Sellers would love to work with the brands Clean Eats, Pura Vida and Adidas. Products she is most interested in selling for her brand are sweats, athletic shorts, graphic tees, jersey and tennis shoes. Sellers’ preferred audience would be high schoolers, college students and young adults.   

“ Yes, I think I could benefit a lot from working with different brands and help the people around me like my teammates and help promote my boys once I get a little bigger with the brands that I work with.” Jaden Richeson, sophomore on the UNCP football team said. 
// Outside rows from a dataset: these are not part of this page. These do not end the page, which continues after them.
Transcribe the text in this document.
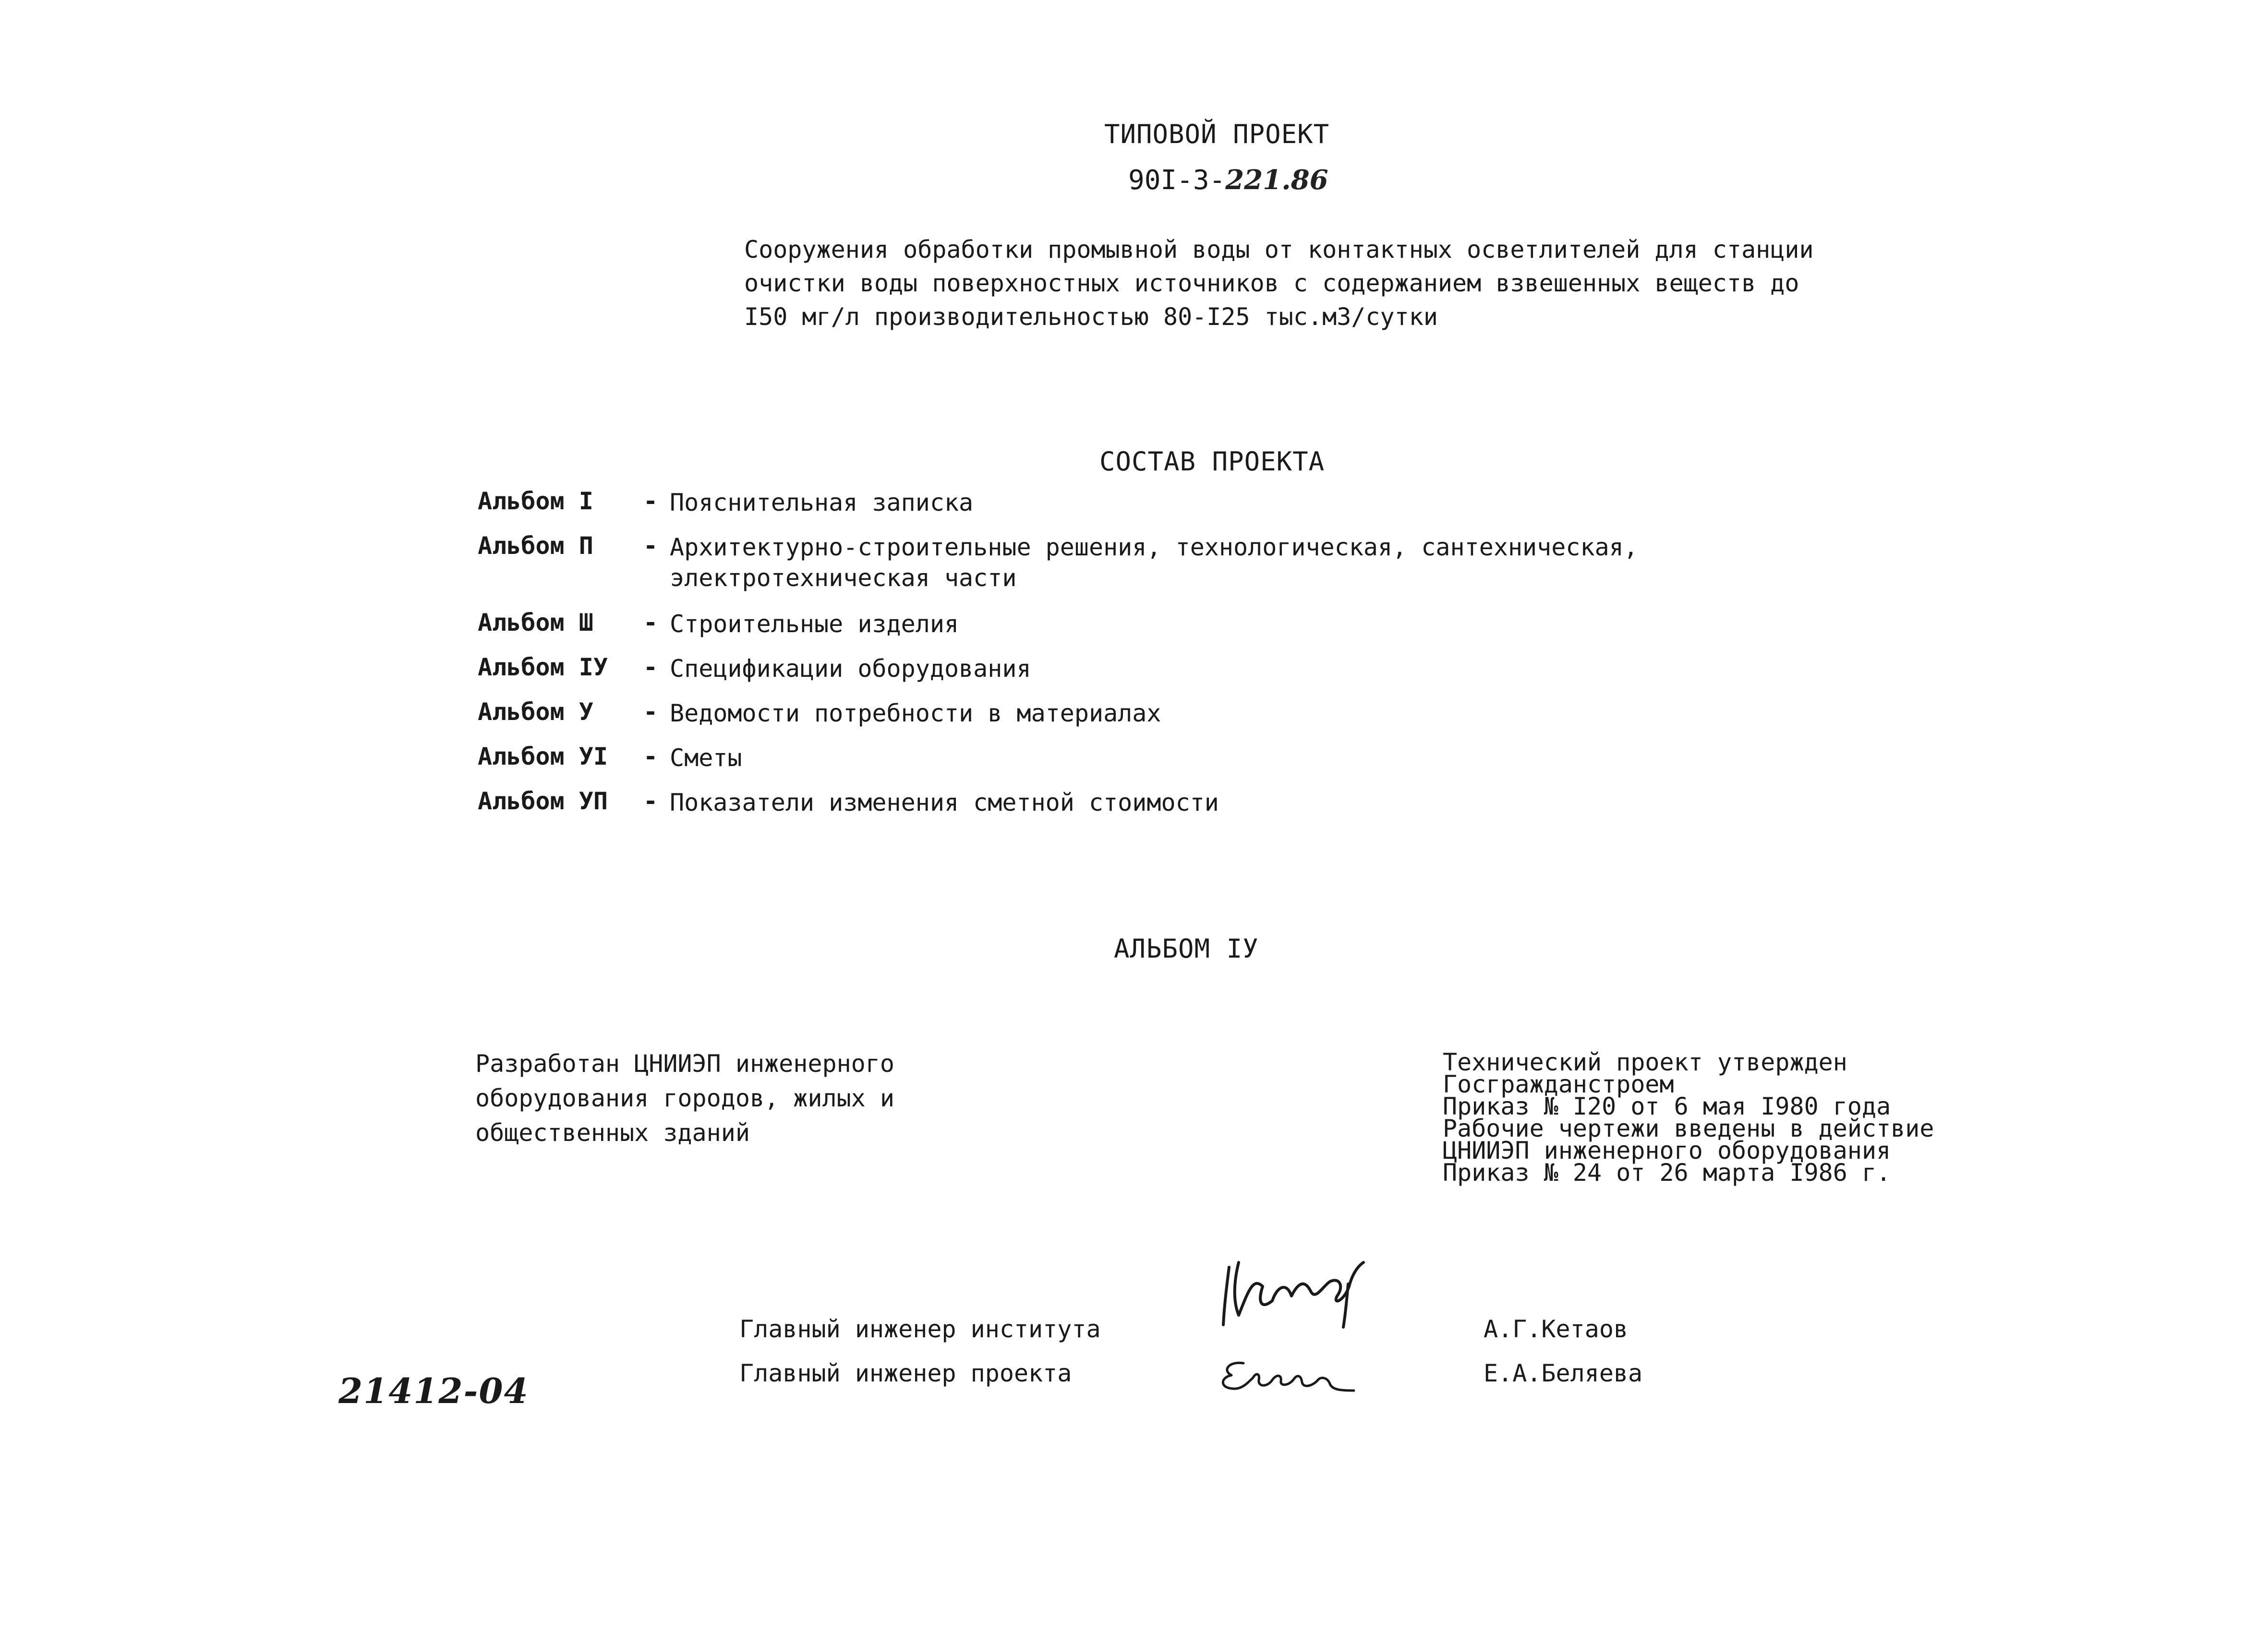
ТИПОВОЙ ПРОЕКТ
90I-3-221.86
Сооружения обработки промывной воды от контактных осветлителей для станции
очистки воды поверхностных источников с содержанием взвешенных веществ до
I50 мг/л производительностью 80-I25 тыс.м3/сутки
СОСТАВ ПРОЕКТА
Альбом I - Пояснительная записка
Альбом П - Архитектурно-строительные решения, технологическая, сантехническая,
электротехническая части
Альбом Ш - Строительные изделия
Альбом IУ - Спецификации оборудования
Альбом У - Ведомости потребности в материалах
Альбом УI - Сметы
Альбом УП - Показатели изменения сметной стоимости
АЛЬБОМ IУ
Разработан ЦНИИЭП инженерного
оборудования городов, жилых и
общественных зданий
Технический проект утвержден
Госгражданстроем
Приказ № I20 от 6 мая I980 года
Рабочие чертежи введены в действие
ЦНИИЭП инженерного оборудования
Приказ № 24 от 26 марта I986 г.
Главный инженер института	А.Г.Кетаов
Главный инженер проекта	Е.А.Беляева
21412-04
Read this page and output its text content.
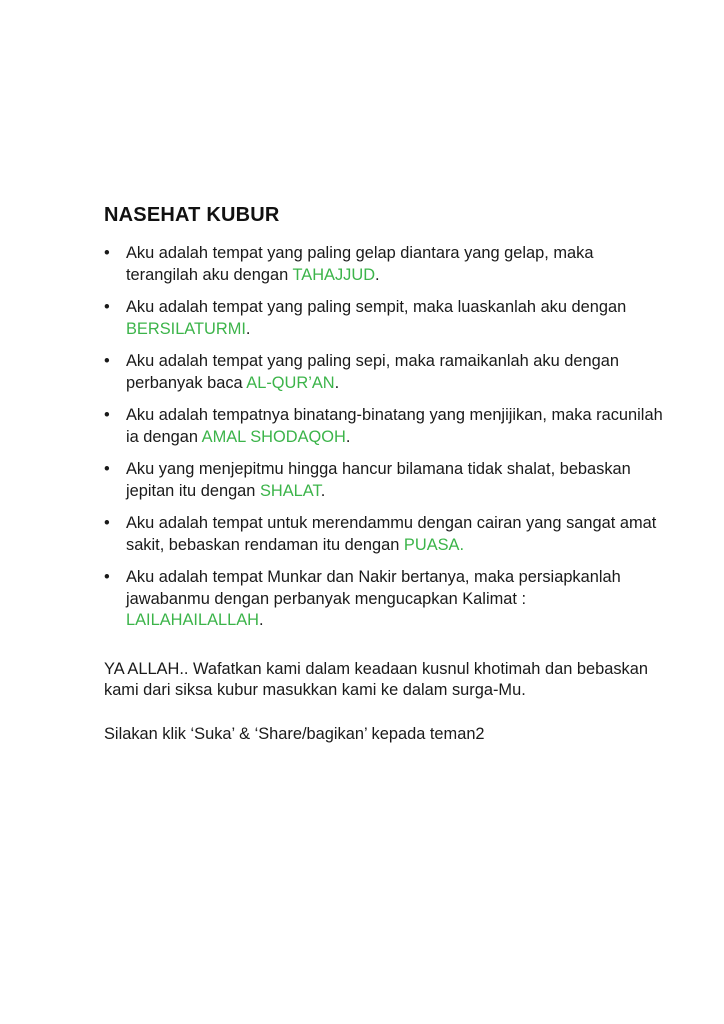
NASEHAT KUBUR
• Aku adalah tempat yang paling gelap diantara yang gelap, maka terangilah aku dengan TAHAJJUD.
• Aku adalah tempat yang paling sempit, maka luaskanlah aku dengan BERSILATURMI.
• Aku adalah tempat yang paling sepi, maka ramaikanlah aku dengan perbanyak baca AL-QUR’AN.
• Aku adalah tempatnya binatang-binatang yang menjijikan, maka racunilah ia dengan AMAL SHODAQOH.
• Aku yang menjepitmu hingga hancur bilamana tidak shalat, bebaskan jepitan itu dengan SHALAT.
• Aku adalah tempat untuk merendammu dengan cairan yang sangat amat sakit, bebaskan rendaman itu dengan PUASA.
• Aku adalah tempat Munkar dan Nakir bertanya, maka persiapkanlah jawabanmu dengan perbanyak mengucapkan Kalimat : LAILAHAILALLAH.

YA ALLAH.. Wafatkan kami dalam keadaan kusnul khotimah dan bebaskan kami dari siksa kubur masukkan kami ke dalam surga-Mu.

Silakan klik ‘Suka’ & ‘Share/bagikan’ kepada teman2
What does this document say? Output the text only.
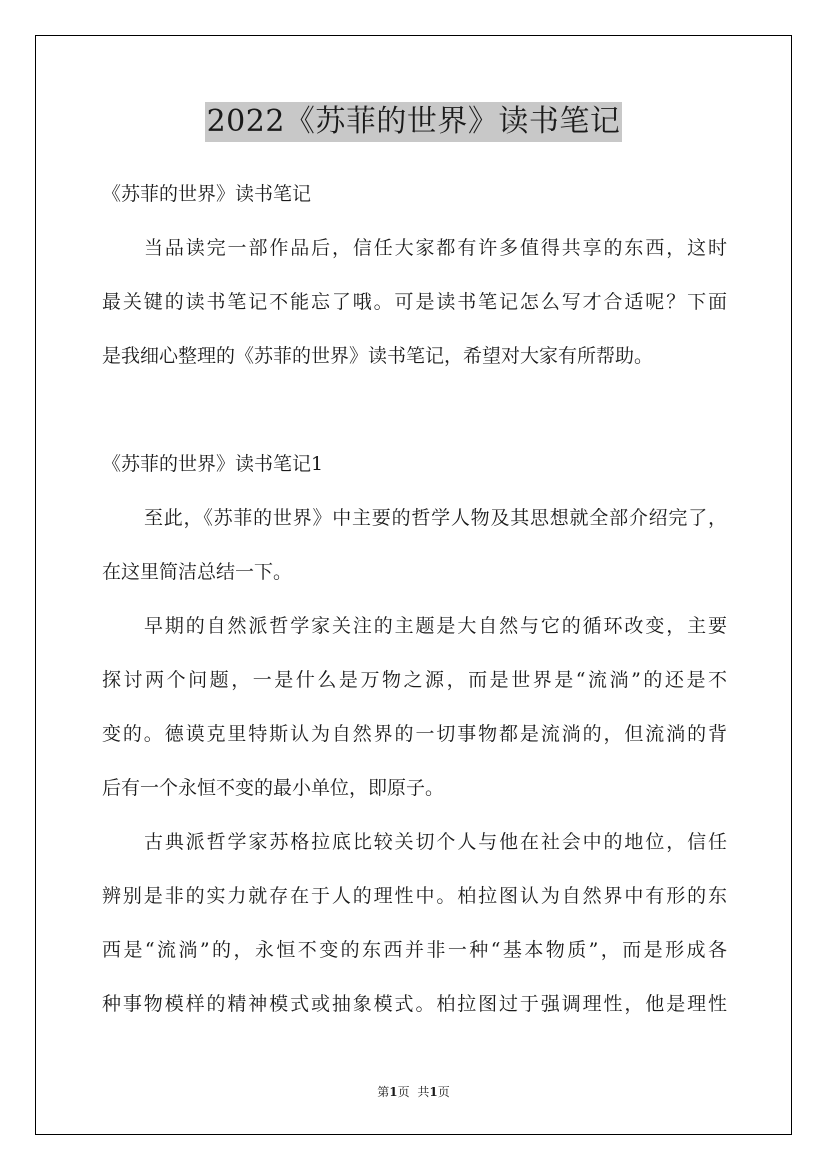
2022《苏菲的世界》读书笔记
《苏菲的世界》读书笔记
当品读完一部作品后，信任大家都有许多值得共享的东西，这时
最关键的读书笔记不能忘了哦。可是读书笔记怎么写才合适呢？下面
是我细心整理的《苏菲的世界》读书笔记，希望对大家有所帮助。
《苏菲的世界》读书笔记1
至此，《苏菲的世界》中主要的哲学人物及其思想就全部介绍完了，
在这里简洁总结一下。
早期的自然派哲学家关注的主题是大自然与它的循环改变，主要
探讨两个问题，一是什么是万物之源，而是世界是“流淌”的还是不
变的。德谟克里特斯认为自然界的一切事物都是流淌的，但流淌的背
后有一个永恒不变的最小单位，即原子。
古典派哲学家苏格拉底比较关切个人与他在社会中的地位，信任
辨别是非的实力就存在于人的理性中。柏拉图认为自然界中有形的东
西是“流淌”的，永恒不变的东西并非一种“基本物质”，而是形成各
种事物模样的精神模式或抽象模式。柏拉图过于强调理性，他是理性
第1页 共1页
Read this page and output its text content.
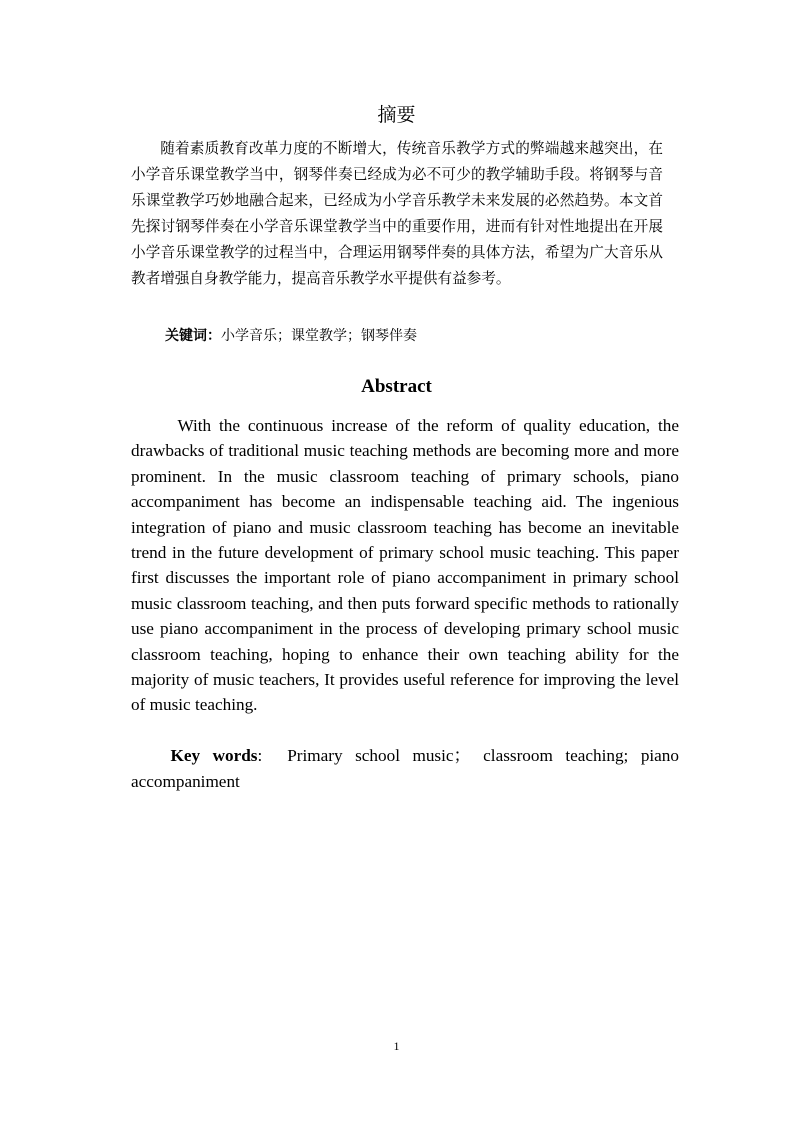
摘要

随着素质教育改革力度的不断增大，传统音乐教学方式的弊端越来越突出，在小学音乐课堂教学当中，钢琴伴奏已经成为必不可少的教学辅助手段。将钢琴与音乐课堂教学巧妙地融合起来，已经成为小学音乐教学未来发展的必然趋势。本文首先探讨钢琴伴奏在小学音乐课堂教学当中的重要作用，进而有针对性地提出在开展小学音乐课堂教学的过程当中，合理运用钢琴伴奏的具体方法，希望为广大音乐从教者增强自身教学能力，提高音乐教学水平提供有益参考。

关键词：小学音乐；课堂教学；钢琴伴奏

Abstract

With the continuous increase of the reform of quality education, the drawbacks of traditional music teaching methods are becoming more and more prominent. In the music classroom teaching of primary schools, piano accompaniment has become an indispensable teaching aid. The ingenious integration of piano and music classroom teaching has become an inevitable trend in the future development of primary school music teaching. This paper first discusses the important role of piano accompaniment in primary school music classroom teaching, and then puts forward specific methods to rationally use piano accompaniment in the process of developing primary school music classroom teaching, hoping to enhance their own teaching ability for the majority of music teachers, It provides useful reference for improving the level of music teaching.

Key words: Primary school music； classroom teaching; piano accompaniment

1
Richeson, if possible in the future, would enjoy working with Nike, Jordan, Adidas, Off-White, VLONE, Chick-Fil-A and Mitchell & Ness. Products he would like to sell with the apparel brands are cleats, slides, sneakers, jersey, graphic tees, jackets, joggers, sweats and fitted caps. Richesons’ preferred audience would be kids, college students, high schoolers and babies. 

Allowing student-athletes to profit off of their NIL brings revenue to Universities, brands and players. This networking allows athletes opportunities that may have not been possible without the NCAA allowing them to profit off of their NIL.